Criminally underutilized by Buck Showalter in the 1995 ALDS, Joe Torre took the reigns the following year and used Rivera in a way that would have caused most men to crumbled. Mo threw 107.2 IP over 61 relief appearances in 1996, a workload completely unheard of these days, but he excelled. A 2.09 ERA and a career high 10.9 K/9 earned Rivera both Cy Young and MVP votes (finished third for the former, 12th for the latter). The Yankees went on to win the World Series with Rivera’s help, then installed him as their closer the next year.

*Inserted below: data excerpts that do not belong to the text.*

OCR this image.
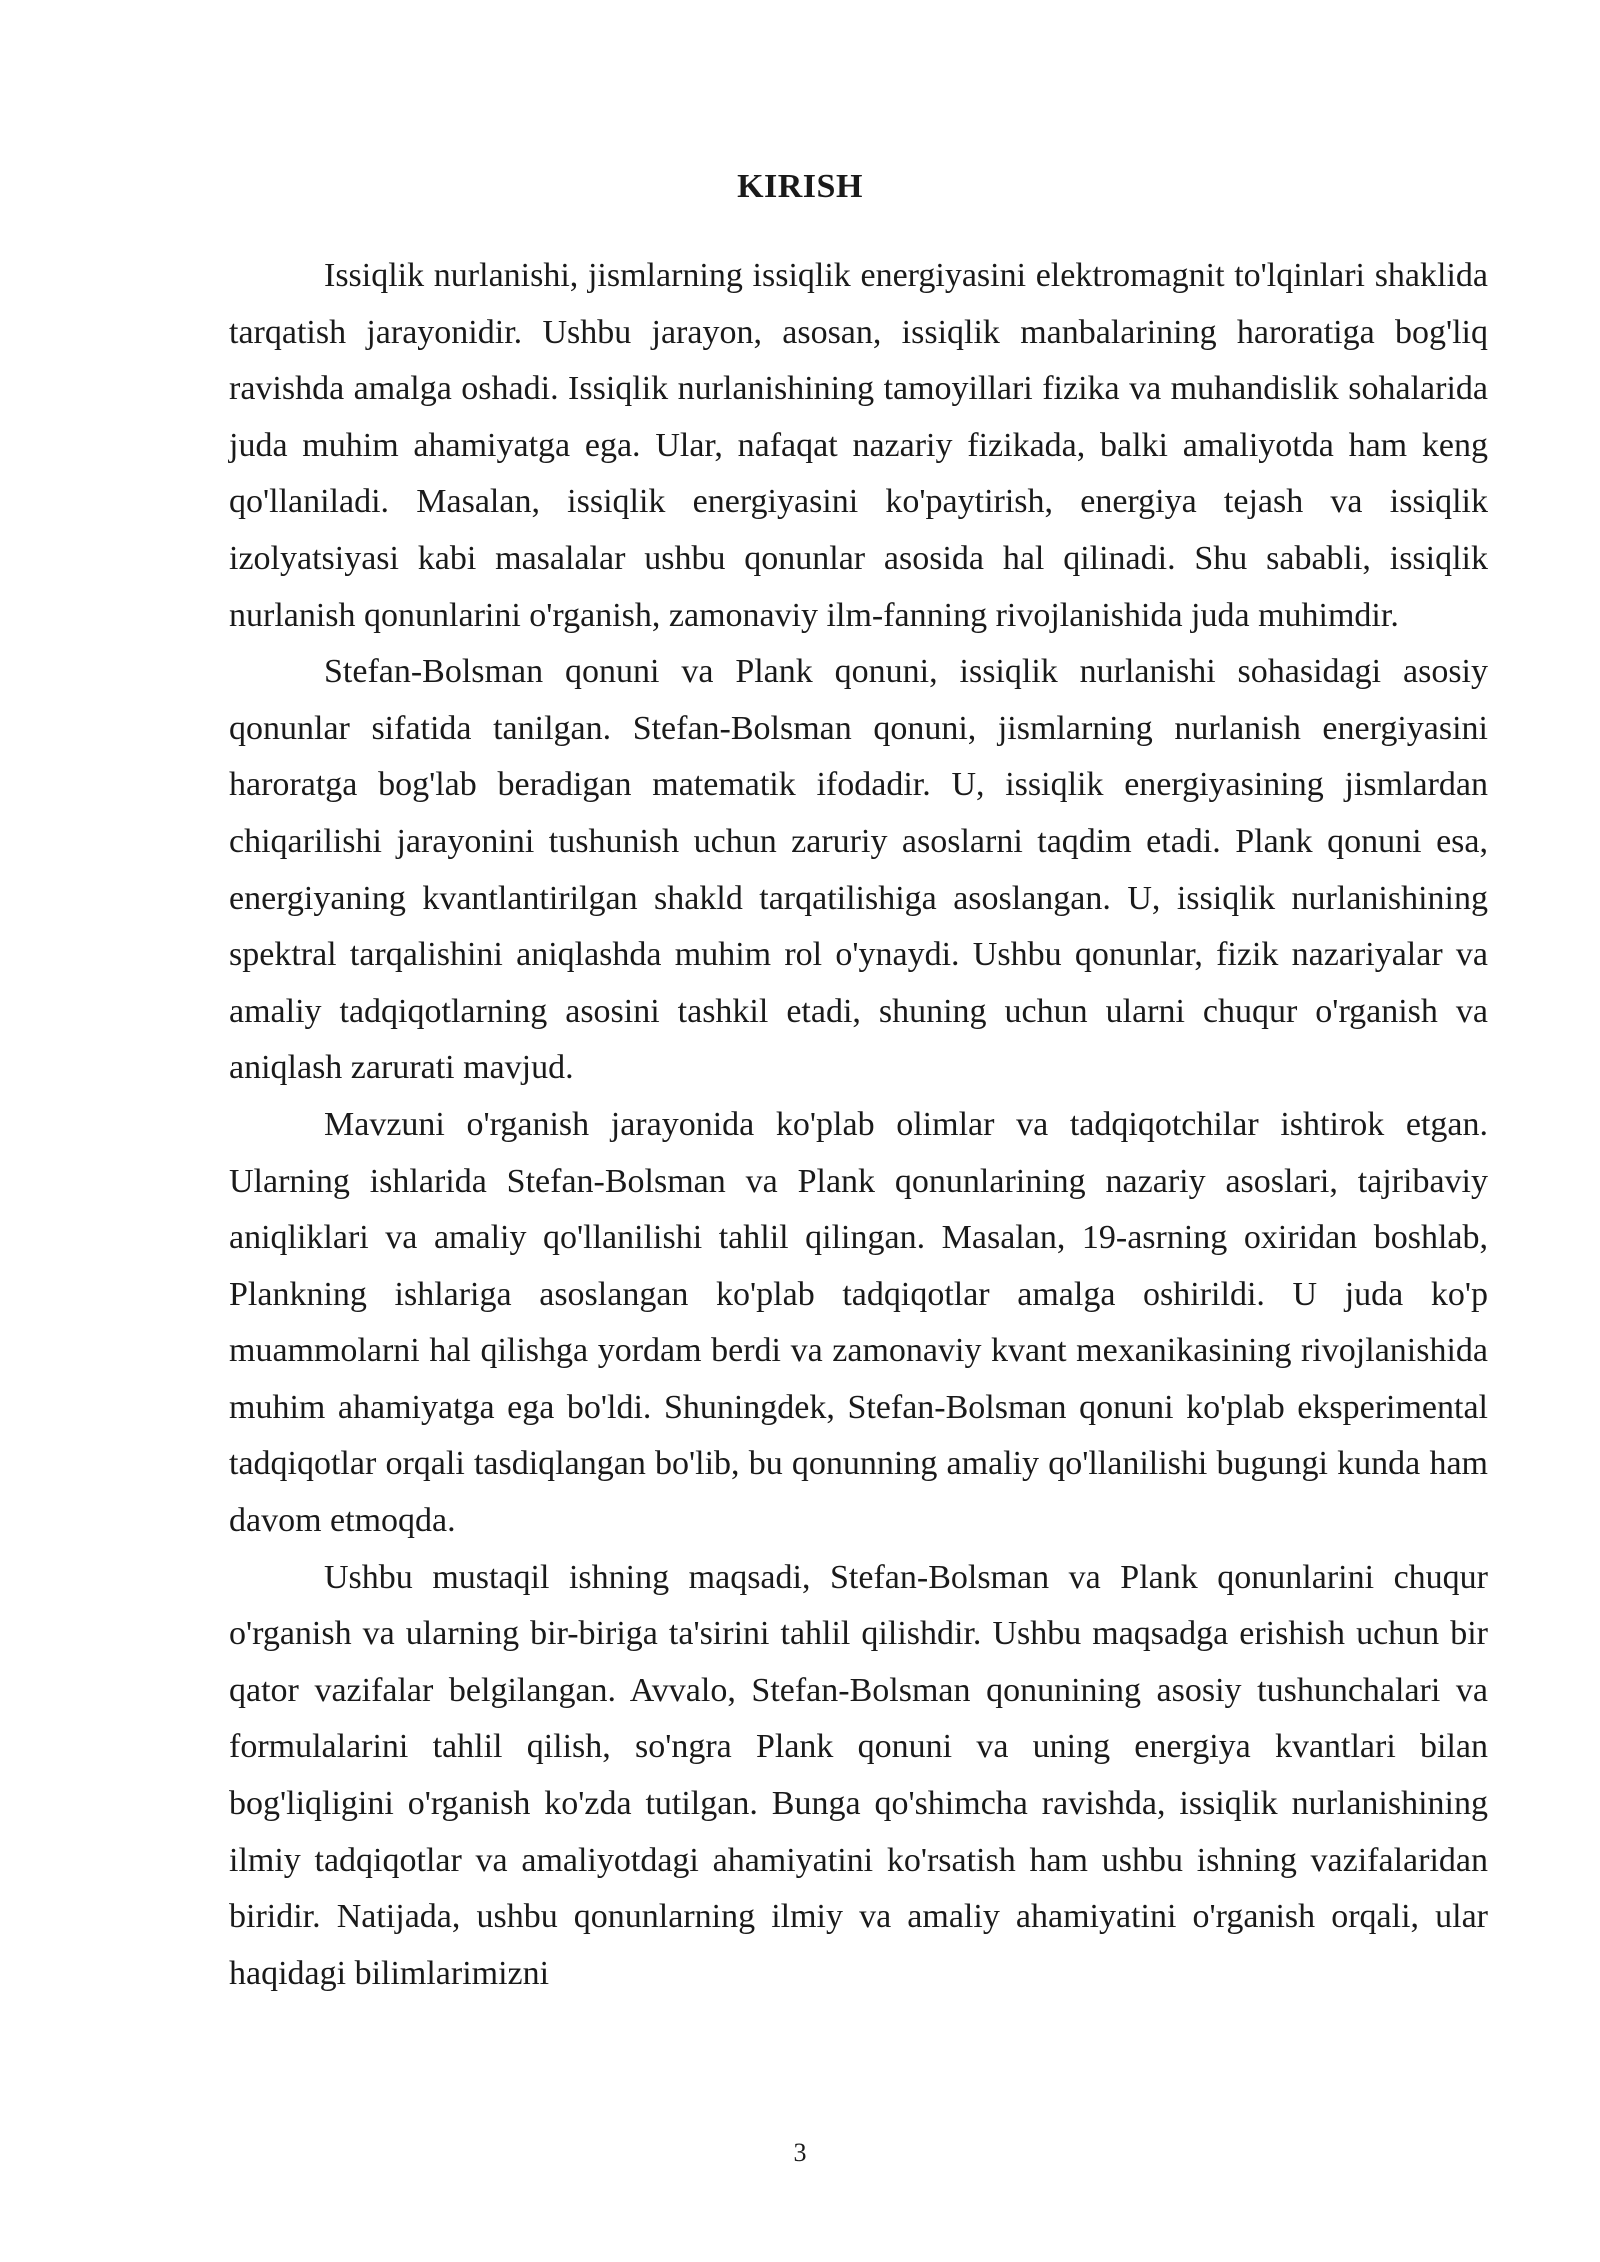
KIRISH

Issiqlik nurlanishi, jismlarning issiqlik energiyasini elektromagnit to'lqinlari shaklida tarqatish jarayonidir. Ushbu jarayon, asosan, issiqlik manbalarining haroratiga bog'liq ravishda amalga oshadi. Issiqlik nurlanishining tamoyillari fizika va muhandislik sohalarida juda muhim ahamiyatga ega. Ular, nafaqat nazariy fizikada, balki amaliyotda ham keng qo'llaniladi. Masalan, issiqlik energiyasini ko'paytirish, energiya tejash va issiqlik izolyatsiyasi kabi masalalar ushbu qonunlar asosida hal qilinadi. Shu sababli, issiqlik nurlanish qonunlarini o'rganish, zamonaviy ilm-fanning rivojlanishida juda muhimdir.

Stefan-Bolsman qonuni va Plank qonuni, issiqlik nurlanishi sohasidagi asosiy qonunlar sifatida tanilgan. Stefan-Bolsman qonuni, jismlarning nurlanish energiyasini haroratga bog'lab beradigan matematik ifodadir. U, issiqlik energiyasining jismlardan chiqarilishi jarayonini tushunish uchun zaruriy asoslarni taqdim etadi. Plank qonuni esa, energiyaning kvantlantirilgan shakld tarqatilishiga asoslangan. U, issiqlik nurlanishining spektral tarqalishini aniqlashda muhim rol o'ynaydi. Ushbu qonunlar, fizik nazariyalar va amaliy tadqiqotlarning asosini tashkil etadi, shuning uchun ularni chuqur o'rganish va aniqlash zarurati mavjud.

Mavzuni o'rganish jarayonida ko'plab olimlar va tadqiqotchilar ishtirok etgan. Ularning ishlarida Stefan-Bolsman va Plank qonunlarining nazariy asoslari, tajribaviy aniqliklari va amaliy qo'llanilishi tahlil qilingan. Masalan, 19-asrning oxiridan boshlab, Plankning ishlariga asoslangan ko'plab tadqiqotlar amalga oshirildi. U juda ko'p muammolarni hal qilishga yordam berdi va zamonaviy kvant mexanikasining rivojlanishida muhim ahamiyatga ega bo'ldi. Shuningdek, Stefan-Bolsman qonuni ko'plab eksperimental tadqiqotlar orqali tasdiqlangan bo'lib, bu qonunning amaliy qo'llanilishi bugungi kunda ham davom etmoqda.

Ushbu mustaqil ishning maqsadi, Stefan-Bolsman va Plank qonunlarini chuqur o'rganish va ularning bir-biriga ta'sirini tahlil qilishdir. Ushbu maqsadga erishish uchun bir qator vazifalar belgilangan. Avvalo, Stefan-Bolsman qonunining asosiy tushunchalari va formulalarini tahlil qilish, so'ngra Plank qonuni va uning energiya kvantlari bilan bog'liqligini o'rganish ko'zda tutilgan. Bunga qo'shimcha ravishda, issiqlik nurlanishining ilmiy tadqiqotlar va amaliyotdagi ahamiyatini ko'rsatish ham ushbu ishning vazifalaridan biridir. Natijada, ushbu qonunlarning ilmiy va amaliy ahamiyatini o'rganish orqali, ular haqidagi bilimlarimizni

3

That first year in the ninth inning went very well (1.88 ERA), but a blown save (in the eighth inning) of Game Four of the ALDS ended his season on a sour note. As silly as it sounds now, that homerun by Sandy Alomar had people wondering if a quiet fisherman from Panama was a viable closer for a perennial contender. Rivera proved all the doubters wrong in subsequent years, and his postseason track record is the stuff of legend: 139.2 IP and a 0.71 ERA. He’s allowed four postseason runs in the last nine years.
Of course, Mo has had some pretty high profile blow-ups as well. Years after the Alomar homer, he blew the save and took the loss in Game Seven of the 2001 World Series, in part because of his own defensive miscue on a would-be sacrifice bunt. Ironically, the finishing hit was nothing more than a weak little broken bat looper, one of Rivera’s trademarks. He also blew back-to-back saves in the 2004 ALCS. When you make that many appearances in the playoffs, slip-ups are bound to happen, but thankfully Mo’s slip-ups have happened with great irregularity.
“I think people will realize it when he’s no longer here,” said Derek Jeter after last night’s game, speaking about how important Rivera is (and has been) to the Yankees. “Yankee fans have been spoiled, baseball fans watching him, us as teammates. You don’t see this. We don’t take him for granted, but I think a lot of people may.”
Whether you realize it or not, we’re all part of the group that takes Rivera for granted. It’s human nature, he’s been so automatic for so long that we can’t help but expect greatness. That’s why when he goes through his annual struggles in April and August, people are quick to question his greatness or even call him finished. At 42 years young, Mo is as dominant as ever. His strikeout rate is close to a whiff per inning (8.5 K/9) after a drop last year, and his walk rate is the second lowest of his entire career (1.1 BB/3). With 3.0 bWAR to his credit, he’s already surpassed last year’s value (2.9) and figures to pass 2009’s value (3.1) before the end of the season.
The Yankees are close to clinching yet another playoff berth, and once the postseason begins, they’ll have one advantage over any team they face, the one advantage they’ve had for the last decade and a half. Rivera is unmatched in the ninth inning and has been for basically his entire career. As unfair as it seems, we expect greatness from Mariano, but only because he’s delivered time and time again. Six hundred saves is a nice round number, but he didn’t need that milestone to validate his greatness.